Wir kommen nicht, um zu töten, zu zerstören oder zu bestrafen. Wir sind hier, um euch von der Armut und der Angst zu befreien, der Diktatur und der terroristischen Organisation, die die Macht an sich gerissen hat.
Mit reichlich Heldenpathos inszeniert sich ein Mann auf dem Messenger Telegram. Er nennt sich «Cäsar», trägt Kampfmontur und ist der Sprecher der «Legion Freiheit Russlands» – die sich gegen das Regime in Moskau stellt. Bei Worten bleibt es nicht: In den letzten 24 Stunden gab es Meldungen über Aktionen von paramilitärischen Organisationen auf russischem Staatsgebiet. Russische Militärblogger berichten von Kämpfen in der Region Belgorod und im Nachbargebiet Kursk.
Was genau passiert ist, ist unklar. Die Beteiligten selbst bleiben vage, sprechen von Gefechten und einem Einsatz für «Freiheit und Gerechtigkeit». Russland wiederum bestätigt militärische Auseinandersetzungen auf dem eigenen Territorium. Es stellt die Sachlage aber anders dar: Ukrainische Soldaten hätten versucht, nach Belgorod einzudringen.
Doch wer sind die russischen Kämpfer, die die «terroristische Organisation» in Moskau stürzen wollen? «Generell sind es Russen, die der Ansicht sind, dass sich das Putin-Regime nur mit Waffengewalt bekämpfen lässt», sagt Judith Huber, Ukraine-Korrespondentin von SRF.
Einige von ihnen seien schon länger in der Ukraine, weil sie nicht mehr in Putins Russland leben wollten oder könnten. Andere befänden sich erst seit Kriegsbeginn dort oder seien aus dem Exil in die Ukraine gekommen. «Es gibt darunter Nationalisten vom rechten Rand, aber auch linke Anarchisten», berichtet Huber. Dazu kämen eigentlich unpolitische Russen, die erst durch den Krieg radikalisiert wurden.
Wandel nur durch Waffengewalt
Guerilleros, die sich einem autokratischen Regime entgegenstellen und die angegriffene Ukraine unterstützen: Das klingt nach Kampf «Gut gegen Böse». Doch Huber relativiert: Zwar gebe es unter den Freischärlern durchaus Leute mit solch hehren Motiven. Unter den Kämpfern und Politikern, die sie unterstützen, seien aber auch zweifelhafte Figuren.
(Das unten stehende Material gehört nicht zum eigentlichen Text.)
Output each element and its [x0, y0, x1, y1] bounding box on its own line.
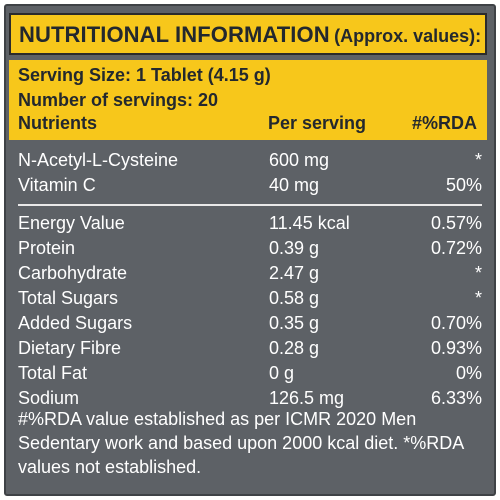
- nutrient-name: Added Sugars: [18, 313, 133, 333]
- serving-count: Number of servings: 20: [18, 90, 219, 110]
- nutrient-rda: 0.93%: [430, 338, 482, 358]
- nutrient-row: Protein 0.39 g 0.72%: [18, 238, 482, 262]
- footnote-line: Sedentary work and based upon 2000 kcal …: [18, 433, 465, 453]
- nutrient-rda: 50%: [445, 175, 482, 195]
- nutrient-rda: 0.70%: [430, 313, 482, 333]
- nutrient-amount: 126.5 mg: [269, 388, 345, 408]
- column-header-nutrients: Nutrients: [18, 113, 98, 133]
- nutrient-row: Energy Value 11.45 kcal 0.57%: [18, 213, 482, 237]
- nutrient-name: Total Fat: [18, 363, 88, 383]
- nutrient-amount: 2.47 g: [269, 263, 320, 283]
- nutrient-name: Vitamin C: [18, 175, 96, 195]
- nutrient-rda: *: [474, 150, 482, 170]
- page-title: NUTRITIONAL INFORMATION: [19, 22, 330, 47]
- nutrient-rda: *: [474, 263, 482, 283]
- column-header-per-serving: Per serving: [268, 113, 367, 133]
- nutrient-name: N-Acetyl-L-Cysteine: [18, 150, 179, 170]
- nutrient-name: Total Sugars: [18, 288, 119, 308]
- nutrient-row: Total Sugars 0.58 g *: [18, 288, 482, 312]
- nutrient-rda: 0.72%: [430, 238, 482, 258]
- divider: [18, 204, 482, 206]
- nutrient-row: Dietary Fibre 0.28 g 0.93%: [18, 338, 482, 362]
- nutrient-name: Carbohydrate: [18, 263, 128, 283]
- column-header-rda: #%RDA: [411, 113, 477, 133]
- nutrient-row: N-Acetyl-L-Cysteine 600 mg *: [18, 150, 482, 174]
- nutrient-rda: 6.33%: [430, 388, 482, 408]
- serving-header: Serving Size: 1 Tablet (4.15 g) Number o…: [9, 60, 487, 140]
- nutrient-amount: 0.28 g: [269, 338, 320, 358]
- nutrient-rda: 0.57%: [430, 213, 482, 233]
- nutrient-name: Sodium: [18, 388, 80, 408]
- nutrient-row: Sodium 126.5 mg 6.33%: [18, 388, 482, 412]
- footnote-line: #%RDA value established as per ICMR 2020…: [18, 409, 417, 429]
- nutrient-amount: 40 mg: [269, 175, 320, 195]
- footnote-line: values not established.: [18, 457, 202, 477]
- nutrient-amount: 0.58 g: [269, 288, 320, 308]
- title-bar: NUTRITIONAL INFORMATION (Approx. values)…: [9, 13, 487, 55]
- nutrient-row: Added Sugars 0.35 g 0.70%: [18, 313, 482, 337]
- nutrient-rda: *: [474, 288, 482, 308]
- nutrient-amount: 11.45 kcal: [269, 213, 350, 233]
- nutrient-row: Vitamin C 40 mg 50%: [18, 175, 482, 199]
- serving-size: Serving Size: 1 Tablet (4.15 g): [18, 65, 271, 85]
- nutrient-amount: 0.39 g: [269, 238, 320, 258]
- nutrient-name: Dietary Fibre: [18, 338, 122, 358]
- nutrient-rda: 0%: [455, 363, 482, 383]
- nutrient-row: Total Fat 0 g 0%: [18, 363, 482, 387]
- footnote: #%RDA value established as per ICMR 2020…: [18, 407, 488, 479]
- nutrient-name: Energy Value: [18, 213, 125, 233]
- nutrient-amount: 0 g: [269, 363, 295, 383]
- nutrient-amount: 600 mg: [269, 150, 330, 170]
- nutrient-row: Carbohydrate 2.47 g *: [18, 263, 482, 287]
- page-subtitle: (Approx. values):: [334, 26, 482, 46]
- nutrient-name: Protein: [18, 238, 76, 258]
- nutrient-amount: 0.35 g: [269, 313, 320, 333]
Den Zeitpunkt, ihren Kampf nach Russland zu tragen, haben die Partisanen offenbar bewusst gewählt. Denn an diesem Wochenende lässt sich Kreml-Chef Putin für weitere sechs Jahre als Präsident bestätigen. «Wählen» gehen die Freischärler aber nicht mit Stimmzetteln – sondern mit ihren Waffen. Und sie rufen die Russinnen und Russen dazu auf, den Wahlurnen fernzubleiben.
In vielerlei Hinsicht ist es eine grosse PR-Aktion, die die Leute aufrütteln und Aufmerksamkeit erregen soll.
Der Zeitpunkt für die Attacken sei durchaus geschickt gewählt, schätzt Huber: «Es geht darum, den Ablauf dieser Wahlinszenierung zu stören und den Menschen in Russland zu zeigen, dass der Krieg in der Ukraine auch sie betrifft – und Putin sie nicht schützen kann.»
Abseits von psychologischen verfolgen die Kämpfer aber auch konkrete militärische Ziele. Die Angriffe sollen zeigen, wie verletzlich die russische Grenze ist – und sie binden russische Truppen, die eigentlich in der Ukraine gebraucht werden. «In vielerlei Hinsicht ist es aber eine grosse PR-Aktion, die die Leute aufrütteln und Aufmerksamkeit erregen soll», sagt Huber.
Die Angriffe auf eigenem Territorium sind eine Blamage für den Kreml. Den Effekt der Aktionen sollte man aber auch nicht überschätzen, schliesst Huber: «Viele Russinnen und Russen, die gegen Putin sind oder im Exil leben, wollen nicht kämpfen oder gar einen Bürgerkrieg in Russland.» Andere wiederum würden den mitunter zweifelhaften Figuren in den Reihen der Kämpfer nicht vertrauen – ebenso wenig wie den oppositionellen Kräften, die hinter ihnen stehen.